The album is almost a Prong overview, a celebration of who and what they are. You get a little of everything. There’s unrelenting thrash, with a hint of Exodus in its wild yet controlled abandon. There’s two-fisted NYC hardcore thuggery. The title track is a nod to their industrial leanings, low key electronic squalls and a huge, mechanised bass add to Victor’s military strength bludgeon. Riff upon riff is dropped on us relentlessly.

The musicianship is also first class. There is an almost continual underpinning of floor shaking double kick drumming and Tommy has rarely, if ever, played better. Riffs are whiplash sharp – snapping our necks indeed, while he solos with fire, creativity and angular abandon. His vocals are also on point – the Killing Joke style ‘Ice Runs Through My Veins’ has a hauntingly sinister vibe, Victor growling tenderly in our ear that he’s “inclined to create some damage” – well, what did you expect? A song with that title was never going to be about fluffy bunnies and daisy chains.
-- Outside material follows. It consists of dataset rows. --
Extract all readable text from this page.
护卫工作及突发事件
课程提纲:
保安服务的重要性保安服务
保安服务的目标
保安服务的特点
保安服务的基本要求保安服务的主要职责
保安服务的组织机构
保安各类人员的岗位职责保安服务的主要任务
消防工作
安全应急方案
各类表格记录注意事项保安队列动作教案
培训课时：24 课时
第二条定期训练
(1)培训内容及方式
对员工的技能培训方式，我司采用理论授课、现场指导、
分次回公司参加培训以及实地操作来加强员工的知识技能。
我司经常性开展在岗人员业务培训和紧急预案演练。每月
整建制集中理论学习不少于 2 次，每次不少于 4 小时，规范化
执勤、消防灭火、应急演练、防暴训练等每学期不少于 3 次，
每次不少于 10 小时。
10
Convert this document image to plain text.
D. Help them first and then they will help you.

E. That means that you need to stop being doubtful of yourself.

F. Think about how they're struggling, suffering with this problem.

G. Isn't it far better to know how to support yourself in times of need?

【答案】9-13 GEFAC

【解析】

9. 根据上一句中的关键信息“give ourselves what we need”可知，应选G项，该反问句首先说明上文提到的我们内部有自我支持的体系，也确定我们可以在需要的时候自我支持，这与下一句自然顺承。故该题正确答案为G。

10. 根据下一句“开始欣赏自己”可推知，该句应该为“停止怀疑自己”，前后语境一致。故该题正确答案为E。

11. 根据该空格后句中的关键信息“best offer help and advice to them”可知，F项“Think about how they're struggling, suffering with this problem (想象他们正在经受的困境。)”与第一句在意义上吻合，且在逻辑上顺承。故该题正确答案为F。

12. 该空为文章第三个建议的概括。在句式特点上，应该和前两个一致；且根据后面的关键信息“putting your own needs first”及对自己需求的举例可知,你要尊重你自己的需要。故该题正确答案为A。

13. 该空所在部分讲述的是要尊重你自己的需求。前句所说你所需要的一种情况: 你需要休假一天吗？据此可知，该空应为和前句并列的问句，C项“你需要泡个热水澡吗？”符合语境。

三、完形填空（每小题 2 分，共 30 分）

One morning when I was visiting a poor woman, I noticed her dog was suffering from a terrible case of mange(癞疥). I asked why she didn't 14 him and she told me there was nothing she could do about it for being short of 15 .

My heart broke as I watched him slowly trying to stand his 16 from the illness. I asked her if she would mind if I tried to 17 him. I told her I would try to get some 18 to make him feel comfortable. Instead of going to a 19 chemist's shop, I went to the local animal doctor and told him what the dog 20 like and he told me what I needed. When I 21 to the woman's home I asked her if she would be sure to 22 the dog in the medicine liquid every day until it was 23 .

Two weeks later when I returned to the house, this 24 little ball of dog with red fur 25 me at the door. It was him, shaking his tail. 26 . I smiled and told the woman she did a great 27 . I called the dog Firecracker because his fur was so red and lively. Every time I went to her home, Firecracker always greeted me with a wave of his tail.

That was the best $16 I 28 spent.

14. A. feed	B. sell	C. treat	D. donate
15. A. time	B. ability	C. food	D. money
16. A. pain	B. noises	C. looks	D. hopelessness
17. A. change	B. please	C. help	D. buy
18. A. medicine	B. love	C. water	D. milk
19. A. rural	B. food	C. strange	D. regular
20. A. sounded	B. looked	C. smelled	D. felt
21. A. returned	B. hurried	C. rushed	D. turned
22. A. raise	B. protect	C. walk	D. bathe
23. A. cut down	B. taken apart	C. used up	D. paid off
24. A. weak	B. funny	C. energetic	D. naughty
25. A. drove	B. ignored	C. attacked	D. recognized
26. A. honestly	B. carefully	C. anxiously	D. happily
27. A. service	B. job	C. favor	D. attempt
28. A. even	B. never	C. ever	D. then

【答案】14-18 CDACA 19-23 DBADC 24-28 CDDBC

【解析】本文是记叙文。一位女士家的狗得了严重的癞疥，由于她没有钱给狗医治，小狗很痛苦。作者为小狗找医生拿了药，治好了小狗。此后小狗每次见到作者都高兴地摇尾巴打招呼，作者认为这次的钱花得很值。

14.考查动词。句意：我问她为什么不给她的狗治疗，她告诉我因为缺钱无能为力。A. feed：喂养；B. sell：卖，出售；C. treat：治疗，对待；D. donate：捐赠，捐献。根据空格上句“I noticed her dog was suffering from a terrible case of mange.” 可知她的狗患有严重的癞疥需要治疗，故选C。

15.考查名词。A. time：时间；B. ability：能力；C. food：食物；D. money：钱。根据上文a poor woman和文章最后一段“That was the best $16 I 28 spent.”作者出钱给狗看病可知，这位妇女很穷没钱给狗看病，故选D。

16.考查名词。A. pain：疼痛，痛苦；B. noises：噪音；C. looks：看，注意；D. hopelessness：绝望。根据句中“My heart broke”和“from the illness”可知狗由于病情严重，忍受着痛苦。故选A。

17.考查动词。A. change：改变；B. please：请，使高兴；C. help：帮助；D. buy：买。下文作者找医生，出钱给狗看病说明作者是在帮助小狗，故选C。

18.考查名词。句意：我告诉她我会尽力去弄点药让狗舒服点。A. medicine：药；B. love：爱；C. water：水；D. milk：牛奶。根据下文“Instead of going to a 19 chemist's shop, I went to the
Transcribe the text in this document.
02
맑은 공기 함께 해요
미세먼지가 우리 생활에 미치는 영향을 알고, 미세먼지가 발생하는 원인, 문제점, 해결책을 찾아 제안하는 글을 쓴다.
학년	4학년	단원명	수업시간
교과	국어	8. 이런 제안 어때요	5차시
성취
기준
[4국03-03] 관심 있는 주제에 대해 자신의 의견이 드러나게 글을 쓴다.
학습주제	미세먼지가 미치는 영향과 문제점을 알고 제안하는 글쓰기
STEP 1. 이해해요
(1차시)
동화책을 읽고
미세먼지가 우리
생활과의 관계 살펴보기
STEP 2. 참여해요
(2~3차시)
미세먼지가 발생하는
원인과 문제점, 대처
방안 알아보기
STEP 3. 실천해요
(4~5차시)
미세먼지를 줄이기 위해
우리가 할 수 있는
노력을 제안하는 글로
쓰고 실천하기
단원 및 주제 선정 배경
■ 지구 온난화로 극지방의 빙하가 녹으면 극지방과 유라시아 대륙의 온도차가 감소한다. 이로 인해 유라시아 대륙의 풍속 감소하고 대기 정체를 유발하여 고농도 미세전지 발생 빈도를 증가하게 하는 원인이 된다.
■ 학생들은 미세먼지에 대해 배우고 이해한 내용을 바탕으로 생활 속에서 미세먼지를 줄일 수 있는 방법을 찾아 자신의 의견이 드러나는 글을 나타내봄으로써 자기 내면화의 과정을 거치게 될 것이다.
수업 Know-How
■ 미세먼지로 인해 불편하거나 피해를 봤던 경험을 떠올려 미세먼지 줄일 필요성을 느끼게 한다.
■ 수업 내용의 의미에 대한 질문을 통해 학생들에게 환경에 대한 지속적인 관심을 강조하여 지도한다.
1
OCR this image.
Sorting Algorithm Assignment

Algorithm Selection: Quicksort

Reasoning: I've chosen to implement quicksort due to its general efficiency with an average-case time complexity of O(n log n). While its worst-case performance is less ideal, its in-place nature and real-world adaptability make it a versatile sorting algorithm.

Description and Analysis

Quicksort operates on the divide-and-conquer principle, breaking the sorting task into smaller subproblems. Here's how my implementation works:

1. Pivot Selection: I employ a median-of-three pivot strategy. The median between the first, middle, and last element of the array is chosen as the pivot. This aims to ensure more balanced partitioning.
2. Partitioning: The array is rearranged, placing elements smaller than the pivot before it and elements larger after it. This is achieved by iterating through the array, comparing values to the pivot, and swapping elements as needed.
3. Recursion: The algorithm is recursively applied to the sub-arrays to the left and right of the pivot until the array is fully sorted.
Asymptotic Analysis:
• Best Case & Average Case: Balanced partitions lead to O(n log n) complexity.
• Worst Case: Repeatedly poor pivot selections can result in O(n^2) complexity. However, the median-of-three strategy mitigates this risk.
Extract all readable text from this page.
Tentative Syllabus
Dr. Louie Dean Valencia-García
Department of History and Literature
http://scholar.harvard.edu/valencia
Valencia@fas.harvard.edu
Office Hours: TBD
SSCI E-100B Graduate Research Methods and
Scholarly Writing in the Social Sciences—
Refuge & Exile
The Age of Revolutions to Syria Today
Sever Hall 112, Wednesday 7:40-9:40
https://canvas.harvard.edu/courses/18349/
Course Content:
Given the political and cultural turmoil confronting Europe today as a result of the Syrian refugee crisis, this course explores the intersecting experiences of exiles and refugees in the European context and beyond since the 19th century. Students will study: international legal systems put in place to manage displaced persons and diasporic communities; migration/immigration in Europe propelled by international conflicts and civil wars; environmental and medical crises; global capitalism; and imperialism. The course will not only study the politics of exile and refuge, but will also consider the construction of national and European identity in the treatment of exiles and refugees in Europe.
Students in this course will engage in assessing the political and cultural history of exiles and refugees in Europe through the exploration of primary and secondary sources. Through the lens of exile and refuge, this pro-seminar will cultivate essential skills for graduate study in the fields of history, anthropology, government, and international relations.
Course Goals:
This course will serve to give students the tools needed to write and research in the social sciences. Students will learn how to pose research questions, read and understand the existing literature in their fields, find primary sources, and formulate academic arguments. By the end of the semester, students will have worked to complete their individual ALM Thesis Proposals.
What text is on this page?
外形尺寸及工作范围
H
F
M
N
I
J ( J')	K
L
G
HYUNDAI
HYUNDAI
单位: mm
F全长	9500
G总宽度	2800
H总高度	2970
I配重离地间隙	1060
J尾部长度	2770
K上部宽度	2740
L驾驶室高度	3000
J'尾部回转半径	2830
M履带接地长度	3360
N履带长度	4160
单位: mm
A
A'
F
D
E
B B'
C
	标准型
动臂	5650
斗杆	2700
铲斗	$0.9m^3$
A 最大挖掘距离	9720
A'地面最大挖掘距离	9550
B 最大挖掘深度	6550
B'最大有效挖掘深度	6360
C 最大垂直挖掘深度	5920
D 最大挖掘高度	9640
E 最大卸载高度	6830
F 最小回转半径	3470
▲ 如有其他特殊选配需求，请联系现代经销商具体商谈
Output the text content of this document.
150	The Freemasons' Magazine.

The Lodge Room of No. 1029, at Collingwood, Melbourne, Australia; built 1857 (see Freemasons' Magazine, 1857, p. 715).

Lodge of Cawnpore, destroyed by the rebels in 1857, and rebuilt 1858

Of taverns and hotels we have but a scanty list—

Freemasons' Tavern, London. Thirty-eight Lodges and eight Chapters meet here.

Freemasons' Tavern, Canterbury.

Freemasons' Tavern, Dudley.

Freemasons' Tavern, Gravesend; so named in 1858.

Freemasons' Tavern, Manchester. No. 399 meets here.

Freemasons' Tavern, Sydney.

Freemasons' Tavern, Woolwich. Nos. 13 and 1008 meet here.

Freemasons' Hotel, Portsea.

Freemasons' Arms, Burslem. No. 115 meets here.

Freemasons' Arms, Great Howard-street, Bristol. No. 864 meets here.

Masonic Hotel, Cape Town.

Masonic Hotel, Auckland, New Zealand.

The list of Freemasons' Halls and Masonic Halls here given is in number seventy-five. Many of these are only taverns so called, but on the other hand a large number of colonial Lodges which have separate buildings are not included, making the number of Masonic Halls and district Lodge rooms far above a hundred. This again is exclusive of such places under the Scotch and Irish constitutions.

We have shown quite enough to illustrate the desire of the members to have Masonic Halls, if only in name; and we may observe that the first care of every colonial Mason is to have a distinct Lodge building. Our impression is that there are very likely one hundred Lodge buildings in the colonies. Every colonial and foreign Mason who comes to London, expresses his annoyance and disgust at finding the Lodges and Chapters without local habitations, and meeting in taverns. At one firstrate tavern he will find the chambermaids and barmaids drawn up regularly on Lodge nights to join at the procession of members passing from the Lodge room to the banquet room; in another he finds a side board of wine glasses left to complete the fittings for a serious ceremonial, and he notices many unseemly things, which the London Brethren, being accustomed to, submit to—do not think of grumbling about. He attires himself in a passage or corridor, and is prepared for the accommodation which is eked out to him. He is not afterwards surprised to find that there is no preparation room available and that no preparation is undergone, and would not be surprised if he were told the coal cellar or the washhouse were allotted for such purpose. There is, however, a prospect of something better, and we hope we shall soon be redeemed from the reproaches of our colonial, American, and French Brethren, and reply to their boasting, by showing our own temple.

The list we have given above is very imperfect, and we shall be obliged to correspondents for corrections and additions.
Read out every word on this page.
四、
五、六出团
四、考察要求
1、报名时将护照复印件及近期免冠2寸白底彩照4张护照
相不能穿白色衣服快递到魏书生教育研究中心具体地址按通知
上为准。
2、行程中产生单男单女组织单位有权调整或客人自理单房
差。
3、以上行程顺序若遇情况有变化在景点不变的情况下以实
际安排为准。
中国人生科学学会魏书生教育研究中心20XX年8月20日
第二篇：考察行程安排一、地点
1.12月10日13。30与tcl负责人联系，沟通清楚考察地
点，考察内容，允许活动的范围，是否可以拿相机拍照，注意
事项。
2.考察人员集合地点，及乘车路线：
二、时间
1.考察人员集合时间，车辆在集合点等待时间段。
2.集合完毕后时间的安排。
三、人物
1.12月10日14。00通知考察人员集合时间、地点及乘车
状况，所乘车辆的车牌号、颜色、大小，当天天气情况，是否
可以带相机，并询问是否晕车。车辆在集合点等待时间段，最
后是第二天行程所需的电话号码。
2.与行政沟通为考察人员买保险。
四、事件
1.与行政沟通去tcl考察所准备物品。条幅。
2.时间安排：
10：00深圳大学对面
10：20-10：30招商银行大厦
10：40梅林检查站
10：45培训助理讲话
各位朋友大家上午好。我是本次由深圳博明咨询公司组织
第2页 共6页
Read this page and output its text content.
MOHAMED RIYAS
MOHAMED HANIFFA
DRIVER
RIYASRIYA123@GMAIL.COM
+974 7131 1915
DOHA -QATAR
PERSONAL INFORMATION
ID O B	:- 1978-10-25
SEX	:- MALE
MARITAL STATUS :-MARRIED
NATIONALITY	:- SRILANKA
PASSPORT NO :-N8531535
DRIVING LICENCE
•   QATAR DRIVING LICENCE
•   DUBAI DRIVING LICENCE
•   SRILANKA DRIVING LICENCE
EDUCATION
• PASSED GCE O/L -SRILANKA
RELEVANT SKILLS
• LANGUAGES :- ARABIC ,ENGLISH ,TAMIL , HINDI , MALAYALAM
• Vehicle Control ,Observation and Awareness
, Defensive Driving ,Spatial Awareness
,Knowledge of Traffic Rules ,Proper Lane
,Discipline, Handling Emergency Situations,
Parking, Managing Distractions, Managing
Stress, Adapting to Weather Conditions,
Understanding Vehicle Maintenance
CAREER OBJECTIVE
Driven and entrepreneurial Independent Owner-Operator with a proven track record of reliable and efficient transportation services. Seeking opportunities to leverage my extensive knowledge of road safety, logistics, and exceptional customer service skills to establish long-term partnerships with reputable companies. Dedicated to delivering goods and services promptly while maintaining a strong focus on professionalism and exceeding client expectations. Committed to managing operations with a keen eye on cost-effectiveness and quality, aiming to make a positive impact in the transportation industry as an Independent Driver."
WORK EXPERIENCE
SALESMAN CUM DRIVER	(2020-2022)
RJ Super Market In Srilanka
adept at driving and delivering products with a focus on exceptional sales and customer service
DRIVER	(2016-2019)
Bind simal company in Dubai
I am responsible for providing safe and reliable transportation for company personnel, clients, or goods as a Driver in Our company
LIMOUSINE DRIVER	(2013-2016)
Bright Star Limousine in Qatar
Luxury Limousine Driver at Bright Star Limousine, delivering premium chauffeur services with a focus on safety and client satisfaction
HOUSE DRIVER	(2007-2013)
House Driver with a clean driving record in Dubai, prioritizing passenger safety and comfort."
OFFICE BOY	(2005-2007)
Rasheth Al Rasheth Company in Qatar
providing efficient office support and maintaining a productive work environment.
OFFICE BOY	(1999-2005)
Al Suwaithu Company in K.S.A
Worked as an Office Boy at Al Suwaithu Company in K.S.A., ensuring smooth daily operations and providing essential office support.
But (and perhaps this is why Prong aren’t quite up there in the pantheon) there are missteps. A couple of songs take their foot off the gas, Victor unwraps the bandages from his knuckles and, y’know…sings. With, like, melody and stuff. Now don’t get me wrong, I’m all for variety and changes of style and tempo, and this album has lots of both – it’s sequenced brilliantly. But these two just don’t convince. They edge a tad too closely to the murky waters of nu-metal and smack somewhat of corporate intrusion…of attempts to gain mainstream airplay. Something about them doesn’t quite sit right.

But, on the whole, Tommy can, as he sings at one point, “walk away with dignity”. The bands recent run of quality releases continues. It’s not their best but it’s a long way from being their worst. It’s another Prong album and I’m sure there will be many more to follow. It manages to be an unstoppable force and an immoveable object. A band this urm…sophisticated, shouldn’t be this pissed off and vital. Kudos Mr. Victor.

7 out of 10

Track Listing:

  1. Ultimate Authority
  2. Sense Of Ease
  3. Without Words
  4. Cut And Dry
  5. No Absolutes
  6. Do Nothing
  7. Belief System
  8. Soul Sickness
  9. In Spite Of Hindrances
  10. Ice Runs Through My Veins
  11. Worth Pusuing
  12. With Dignity
  13. Universal Law (Bonus Track)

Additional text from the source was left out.